Using Machine Learning with Fisheries Data
Caitlin Allen Akselrud; Alaska Fisheries Science Center, NOAA
Tuesday, November 19th, 09:30 AM PST
https://attendee.gotowebinar.com/register/4169976356159403096
Machine learning methods such as random forest regression models are useful tools in ecology when applied correctly, although features inherent to ecological data sets can lead to overfitting or uncertain predictions. Here, a set of methods are outlined to account for temporal autocorrelation, and sparse, short, or missing data for random forest predictions. Methods are also provided for estimating prediction uncertainty due to the combination of inherent randomness in the random forest algorithm and sparse input data. This suite of methods was used to generate pre-season predictions of total catches with uncertainty for California market squid (Doryteuthis opalescens), the most valuable fishery in California (by ex-vessel value). The methodology presented in this analysis is not only robust, incorporating key cross-validation and hyperparameter tuning techniques from across disciplines, but is also flexible, making it applicable to various ecological and fisheries datasets beyond market squid.

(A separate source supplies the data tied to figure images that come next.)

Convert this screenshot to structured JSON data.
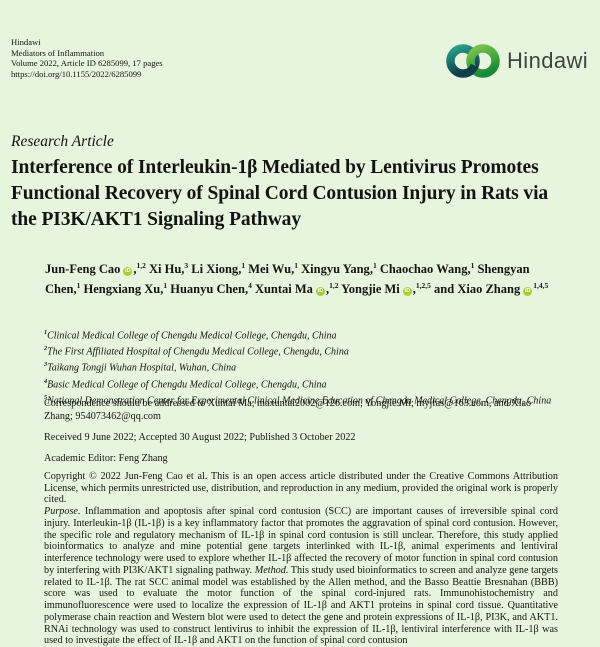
{
  "page": {
    "background": "#e8f5de",
    "text_color": "#141414"
  },
  "masthead": {
    "lines": [
      "Hindawi",
      "Mediators of Inflammation",
      "Volume 2022, Article ID 6285099, 17 pages",
      "https://doi.org/10.1155/2022/6285099"
    ]
  },
  "logo": {
    "wordmark": "Hindawi",
    "teal_ring_top": "#2aa189",
    "teal_ring_bottom": "#0f3e4c",
    "green_ring_top": "#76c24b",
    "green_ring_bottom": "#168a38",
    "wordmark_color": "#3d4541"
  },
  "article": {
    "type_label": "Research Article",
    "title": "Interference of Interleukin-1β Mediated by Lentivirus Promotes Functional Recovery of Spinal Cord Contusion Injury in Rats via the PI3K/AKT1 Signaling Pathway"
  },
  "authors": {
    "orcid_color": "#a6ce39",
    "orcid_label": "iD",
    "list": [
      {
        "name": "Jun-Feng Cao",
        "orcid": true,
        "comma": true,
        "sup": "1,2"
      },
      {
        "name": "Xi Hu",
        "orcid": false,
        "comma": true,
        "sup": "3"
      },
      {
        "name": "Li Xiong",
        "orcid": false,
        "comma": true,
        "sup": "1"
      },
      {
        "name": "Mei Wu",
        "orcid": false,
        "comma": true,
        "sup": "1"
      },
      {
        "name": "Xingyu Yang",
        "orcid": false,
        "comma": true,
        "sup": "1"
      },
      {
        "name": "Chaochao Wang",
        "orcid": false,
        "comma": true,
        "sup": "1"
      },
      {
        "name": "Shengyan Chen",
        "orcid": false,
        "comma": true,
        "sup": "1"
      },
      {
        "name": "Hengxiang Xu",
        "orcid": false,
        "comma": true,
        "sup": "1"
      },
      {
        "name": "Huanyu Chen",
        "orcid": false,
        "comma": true,
        "sup": "4"
      },
      {
        "name": "Xuntai Ma",
        "orcid": true,
        "comma": true,
        "sup": "1,2"
      },
      {
        "name": "Yongjie Mi",
        "orcid": true,
        "comma": true,
        "sup": "1,2,5"
      },
      {
        "name": "and Xiao Zhang",
        "orcid": true,
        "comma": false,
        "sup": "1,4,5"
      }
    ]
  },
  "affiliations": [
    {
      "num": "1",
      "text": "Clinical Medical College of Chengdu Medical College, Chengdu, China"
    },
    {
      "num": "2",
      "text": "The First Affiliated Hospital of Chengdu Medical College, Chengdu, China"
    },
    {
      "num": "3",
      "text": "Taikang Tongji Wuhan Hospital, Wuhan, China"
    },
    {
      "num": "4",
      "text": "Basic Medical College of Chengdu Medical College, Chengdu, China"
    },
    {
      "num": "5",
      "text": "National Demonstration Center for Experimental Clinical Medicine Education of Chengdu Medical College, Chengdu, China"
    }
  ],
  "correspondence": {
    "segments": [
      {
        "text": "Correspondence should be addressed to Xuntai Ma; "
      },
      {
        "text": "maxuntai2002@126.com",
        "email": true
      },
      {
        "text": ", Yongjie Mi; "
      },
      {
        "text": "myjfas@163.com",
        "email": true
      },
      {
        "text": ", and Xiao Zhang; "
      },
      {
        "text": "954073462@qq.com",
        "email": true
      }
    ]
  },
  "dates": "Received 9 June 2022; Accepted 30 August 2022; Published 3 October 2022",
  "editor": "Academic Editor: Feng Zhang",
  "copyright": "Copyright © 2022 Jun-Feng Cao et al. This is an open access article distributed under the Creative Commons Attribution License, which permits unrestricted use, distribution, and reproduction in any medium, provided the original work is properly cited.",
  "abstract": {
    "segments": [
      {
        "text": "Purpose.",
        "italic": true
      },
      {
        "text": " Inflammation and apoptosis after spinal cord contusion (SCC) are important causes of irreversible spinal cord injury. Interleukin-1β (IL-1β) is a key inflammatory factor that promotes the aggravation of spinal cord contusion. However, the specific role and regulatory mechanism of IL-1β in spinal cord contusion is still unclear. Therefore, this study applied bioinformatics to analyze and mine potential gene targets interlinked with IL-1β, animal experiments and lentiviral interference technology were used to explore whether IL-1β affected the recovery of motor function in spinal cord contusion by interfering with PI3K/AKT1 signaling pathway. "
      },
      {
        "text": "Method.",
        "italic": true
      },
      {
        "text": " This study used bioinformatics to screen and analyze gene targets related to IL-1β. The rat SCC animal model was established by the Allen method, and the Basso Beattie Bresnahan (BBB) score was used to evaluate the motor function of the spinal cord-injured rats. Immunohistochemistry and immunofluorescence were used to localize the expression of IL-1β and AKT1 proteins in spinal cord tissue. Quantitative polymerase chain reaction and Western blot were used to detect the gene and protein expressions of IL-1β, PI3K, and AKT1. RNAi technology was used to construct lentivirus to inhibit the expression of IL-1β, lentiviral interference with IL-1β was used to investigate the effect of IL-1β and AKT1 on the function of spinal cord contusion"
      }
    ]
  }
}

The talk will be based on Caitlin’s recent publication in Fisheries Research.
Akselrud, C.I.A., 2024. Random forest regression models in ecology: Accounting for messy biological data and producing predictions with uncertainty. Fisheries Research, 280, p.107161.
Additional information: Caitlin Allen Akselrud is a stock assessment scientist at NMFS SWFSC in La Jolla. Her PhD research is co-advised by Trevor Branch and Andre Punt.